Gesù nell'Eucarestia è presente non come una cosa, ma come una
Persona, cioè come un Io che si comunica al nostro io, quindi c'è
comunione di persone, incontriamo veramente Qualcuno.
Quando andiamo alla Comunione tendendo la mano per ricevere il Signore della
vita, siamo come dei mendicanti che tendono la mano per chiedere la carità
del Pane di vita eterna, siamo il povero che tutto riceve, anzi riceve il Tutto:
una carica esplosiva straordinaria, un fuoco ardente e incendiante. Eppure non
bruciamo e non sentiamo la scossa! Non è normale non sentire che il fuoco
brucia, e che la corrente dà la scossa. Siamo troppo protetti dall'irruzione
di Dio. C'è troppo isolante in noi, cioè troppa indifferenza,
troppo poca consapevolezza di CHI stiamo per ricevere, troppa sterpaglia e rovi
(= gli affanni a gli affari del mondo e le preoccupazioni della vita) che ci
impediscono di essere raggiunti da questa forza ad altissima tensione che ci
attraversa.
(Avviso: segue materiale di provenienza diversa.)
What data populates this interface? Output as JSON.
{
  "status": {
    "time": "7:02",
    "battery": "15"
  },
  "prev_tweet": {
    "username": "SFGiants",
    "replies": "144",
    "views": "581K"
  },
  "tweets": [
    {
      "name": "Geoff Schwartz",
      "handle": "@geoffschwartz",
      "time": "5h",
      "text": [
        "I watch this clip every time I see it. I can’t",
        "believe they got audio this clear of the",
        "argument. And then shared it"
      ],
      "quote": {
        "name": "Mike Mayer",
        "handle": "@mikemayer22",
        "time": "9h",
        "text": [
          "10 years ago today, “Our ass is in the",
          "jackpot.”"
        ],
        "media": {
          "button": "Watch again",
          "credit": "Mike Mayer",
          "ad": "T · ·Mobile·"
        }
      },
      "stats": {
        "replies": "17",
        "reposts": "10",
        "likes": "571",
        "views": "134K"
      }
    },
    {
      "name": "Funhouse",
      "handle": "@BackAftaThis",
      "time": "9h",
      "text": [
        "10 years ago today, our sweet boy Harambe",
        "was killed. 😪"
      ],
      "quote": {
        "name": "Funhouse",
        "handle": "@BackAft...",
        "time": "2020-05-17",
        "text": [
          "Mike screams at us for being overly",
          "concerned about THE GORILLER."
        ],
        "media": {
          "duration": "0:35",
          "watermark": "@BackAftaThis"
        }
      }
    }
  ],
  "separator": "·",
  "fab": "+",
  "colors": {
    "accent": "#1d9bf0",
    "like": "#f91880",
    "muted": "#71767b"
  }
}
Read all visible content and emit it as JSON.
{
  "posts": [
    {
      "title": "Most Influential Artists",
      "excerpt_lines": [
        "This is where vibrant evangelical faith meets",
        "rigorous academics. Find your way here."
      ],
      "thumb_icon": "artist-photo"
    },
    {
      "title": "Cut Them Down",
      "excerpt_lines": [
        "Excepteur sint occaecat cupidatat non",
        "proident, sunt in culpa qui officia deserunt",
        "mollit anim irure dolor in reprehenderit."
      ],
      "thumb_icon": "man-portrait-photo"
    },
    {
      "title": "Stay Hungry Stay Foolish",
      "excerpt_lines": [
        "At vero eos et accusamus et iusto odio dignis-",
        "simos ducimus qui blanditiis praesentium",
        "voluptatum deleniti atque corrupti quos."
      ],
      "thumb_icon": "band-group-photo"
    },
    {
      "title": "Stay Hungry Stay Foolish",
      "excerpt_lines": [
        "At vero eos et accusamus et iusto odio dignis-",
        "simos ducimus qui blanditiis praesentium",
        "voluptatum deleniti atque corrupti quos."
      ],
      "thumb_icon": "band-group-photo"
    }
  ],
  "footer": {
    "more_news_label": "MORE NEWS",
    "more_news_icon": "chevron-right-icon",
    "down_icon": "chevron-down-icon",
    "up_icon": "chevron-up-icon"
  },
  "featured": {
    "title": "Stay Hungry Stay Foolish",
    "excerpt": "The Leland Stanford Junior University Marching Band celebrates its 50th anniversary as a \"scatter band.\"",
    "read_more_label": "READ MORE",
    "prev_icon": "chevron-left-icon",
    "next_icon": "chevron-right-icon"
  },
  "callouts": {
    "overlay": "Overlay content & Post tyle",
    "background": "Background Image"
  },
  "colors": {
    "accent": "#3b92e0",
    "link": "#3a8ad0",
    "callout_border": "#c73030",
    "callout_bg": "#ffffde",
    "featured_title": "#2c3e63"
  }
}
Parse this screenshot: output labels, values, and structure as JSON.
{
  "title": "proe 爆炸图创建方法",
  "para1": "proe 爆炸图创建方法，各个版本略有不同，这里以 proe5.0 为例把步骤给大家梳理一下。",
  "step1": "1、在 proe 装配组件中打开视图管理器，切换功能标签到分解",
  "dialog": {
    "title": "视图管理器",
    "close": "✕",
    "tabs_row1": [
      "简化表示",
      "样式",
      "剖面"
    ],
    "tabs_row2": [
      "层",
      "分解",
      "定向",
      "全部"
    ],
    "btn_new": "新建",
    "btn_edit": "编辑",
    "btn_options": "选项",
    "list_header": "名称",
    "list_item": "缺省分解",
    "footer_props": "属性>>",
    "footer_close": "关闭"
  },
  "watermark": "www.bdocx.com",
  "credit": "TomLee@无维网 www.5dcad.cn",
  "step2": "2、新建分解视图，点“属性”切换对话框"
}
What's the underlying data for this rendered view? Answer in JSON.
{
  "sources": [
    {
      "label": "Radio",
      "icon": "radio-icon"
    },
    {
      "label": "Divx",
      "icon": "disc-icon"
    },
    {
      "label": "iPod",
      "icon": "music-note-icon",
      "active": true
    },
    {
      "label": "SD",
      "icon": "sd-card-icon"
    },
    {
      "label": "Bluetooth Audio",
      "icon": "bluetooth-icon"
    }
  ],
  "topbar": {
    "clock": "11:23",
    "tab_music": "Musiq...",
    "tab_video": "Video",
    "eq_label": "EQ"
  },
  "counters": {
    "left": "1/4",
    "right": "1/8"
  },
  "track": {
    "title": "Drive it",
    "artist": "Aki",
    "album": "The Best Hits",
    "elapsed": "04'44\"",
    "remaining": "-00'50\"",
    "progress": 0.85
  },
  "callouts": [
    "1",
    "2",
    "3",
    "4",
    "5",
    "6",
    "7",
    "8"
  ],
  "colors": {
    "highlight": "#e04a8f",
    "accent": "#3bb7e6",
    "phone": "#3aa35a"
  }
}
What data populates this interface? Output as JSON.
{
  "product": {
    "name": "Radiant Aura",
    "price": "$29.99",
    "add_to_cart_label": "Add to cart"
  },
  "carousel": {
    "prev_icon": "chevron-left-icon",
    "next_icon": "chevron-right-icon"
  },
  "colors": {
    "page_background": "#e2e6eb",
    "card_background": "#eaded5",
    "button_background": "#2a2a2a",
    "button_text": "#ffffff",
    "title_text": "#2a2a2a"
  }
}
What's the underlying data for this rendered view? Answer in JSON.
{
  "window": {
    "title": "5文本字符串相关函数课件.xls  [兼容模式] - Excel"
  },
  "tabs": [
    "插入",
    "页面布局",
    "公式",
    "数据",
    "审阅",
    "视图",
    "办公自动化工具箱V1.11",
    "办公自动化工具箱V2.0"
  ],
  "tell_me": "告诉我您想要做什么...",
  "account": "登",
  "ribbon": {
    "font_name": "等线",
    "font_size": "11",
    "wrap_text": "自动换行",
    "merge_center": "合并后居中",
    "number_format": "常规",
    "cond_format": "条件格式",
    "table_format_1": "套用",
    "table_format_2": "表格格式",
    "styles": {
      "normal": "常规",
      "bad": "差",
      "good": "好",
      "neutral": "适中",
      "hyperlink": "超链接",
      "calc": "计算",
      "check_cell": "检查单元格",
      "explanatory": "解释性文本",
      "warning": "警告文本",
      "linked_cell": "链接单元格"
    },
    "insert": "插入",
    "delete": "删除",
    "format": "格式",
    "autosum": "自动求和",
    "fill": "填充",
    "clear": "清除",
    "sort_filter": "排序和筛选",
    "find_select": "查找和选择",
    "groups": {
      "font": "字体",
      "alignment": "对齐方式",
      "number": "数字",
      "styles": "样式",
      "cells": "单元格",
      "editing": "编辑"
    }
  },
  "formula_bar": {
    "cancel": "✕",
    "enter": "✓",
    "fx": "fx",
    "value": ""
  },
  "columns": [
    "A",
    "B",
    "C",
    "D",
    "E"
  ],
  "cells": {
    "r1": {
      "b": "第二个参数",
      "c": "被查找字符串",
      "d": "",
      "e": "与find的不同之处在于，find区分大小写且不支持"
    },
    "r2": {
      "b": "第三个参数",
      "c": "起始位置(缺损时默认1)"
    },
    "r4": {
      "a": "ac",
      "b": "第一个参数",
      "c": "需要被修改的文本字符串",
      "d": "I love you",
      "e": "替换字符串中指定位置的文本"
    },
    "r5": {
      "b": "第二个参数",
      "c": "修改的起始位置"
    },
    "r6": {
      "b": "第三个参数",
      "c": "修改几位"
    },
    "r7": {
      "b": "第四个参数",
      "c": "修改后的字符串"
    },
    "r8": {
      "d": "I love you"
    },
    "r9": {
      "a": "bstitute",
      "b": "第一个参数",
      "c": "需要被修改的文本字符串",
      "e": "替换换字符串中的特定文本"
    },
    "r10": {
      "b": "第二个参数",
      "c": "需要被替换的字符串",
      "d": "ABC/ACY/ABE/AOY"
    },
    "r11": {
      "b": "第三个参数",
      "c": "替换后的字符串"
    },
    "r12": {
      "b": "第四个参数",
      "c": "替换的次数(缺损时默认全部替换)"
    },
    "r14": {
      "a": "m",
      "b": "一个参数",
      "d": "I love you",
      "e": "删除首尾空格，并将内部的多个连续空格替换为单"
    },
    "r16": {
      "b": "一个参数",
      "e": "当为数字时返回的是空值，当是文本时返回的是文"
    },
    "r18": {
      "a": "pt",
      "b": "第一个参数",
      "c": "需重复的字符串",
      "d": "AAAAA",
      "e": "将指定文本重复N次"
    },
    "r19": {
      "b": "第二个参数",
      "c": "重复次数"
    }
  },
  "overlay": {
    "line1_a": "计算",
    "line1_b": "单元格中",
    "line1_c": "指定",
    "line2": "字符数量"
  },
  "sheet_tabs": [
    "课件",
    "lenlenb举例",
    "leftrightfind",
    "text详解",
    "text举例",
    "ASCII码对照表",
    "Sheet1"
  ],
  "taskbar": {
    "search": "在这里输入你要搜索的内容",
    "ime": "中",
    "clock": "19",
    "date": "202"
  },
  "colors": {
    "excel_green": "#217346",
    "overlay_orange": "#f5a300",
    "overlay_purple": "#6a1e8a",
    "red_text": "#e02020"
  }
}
Il Cristo si riversa in noi come una forza e un liquore inebriante
che dovrebbe trasformaci totalmente, e noi non ce ne accorgiamo neanche, rimaniamo
tali e quali con le nostre tristezze e pesantezze, invece di fare l'esperienza
dell'ebbrezza dello Spirito. Dobbiamo chiedere la grazia di ridiventare normali:
di sentire il fuoco bruciare e la scossa scuotere!
Nella Consacrazione, il sacerdote consacra tante piccole ostie assieme a quella
grande, fatte di pane azzimo, cioè non fermentato perché senza
lievito. Le piccole ostie siamo noi e dobbiamo diventare anche noi pani azzimi,
cioè senza lievito di malizia, di vanagloria e di tutto quello che fermenta
e fa gonfiare smisuratamente il nostro io che accaparra tutto e ci impedisce
di essere attenti al Tu che riceviamo nell'ostia consacrata. E ci impedisce
di sentire la scossa.
Il culto eucaristico poi, non si esaurisce nella Comunione, ma c'è anche
l'adorazione a Gesù presente nel Tabernacolo, come ribadisce l'enciclica
sull'Eucaristia. Ultimamente questo aspetto è stato un po' dimenticato,
o perlomeno sottaciuto e va rivalutato.E' infatti un bellissimo gesto quello
di andare a salutare Gesù presente nel tabernacolo, ogni volta che passiamo
davanti ad una chiesa o fare l'adorazione ogni volta che ne abbiamo l'opportunità.
E' come esporsi ai raggi potentissimi del nostro Sole divino . Nella Comunione
e nella S. Messa, siamo noi i mendicanti della Parola e del Pane, ma nel Tabernacolo
il mendicante è Gesù che ci dice: c'è qualcuno che si ricorda
che Io sono qui veramente presente e in attesa che qualcuno bussi alla mia porticina
per riversare su di lui un oceano di luce e di amore? E dopo saremo anche noi
come piccoli Soli, come dice Dionigi l'Areopagita, che prima si sono riempiti
di splendore irradiato e poi lo trasmettono agli altri.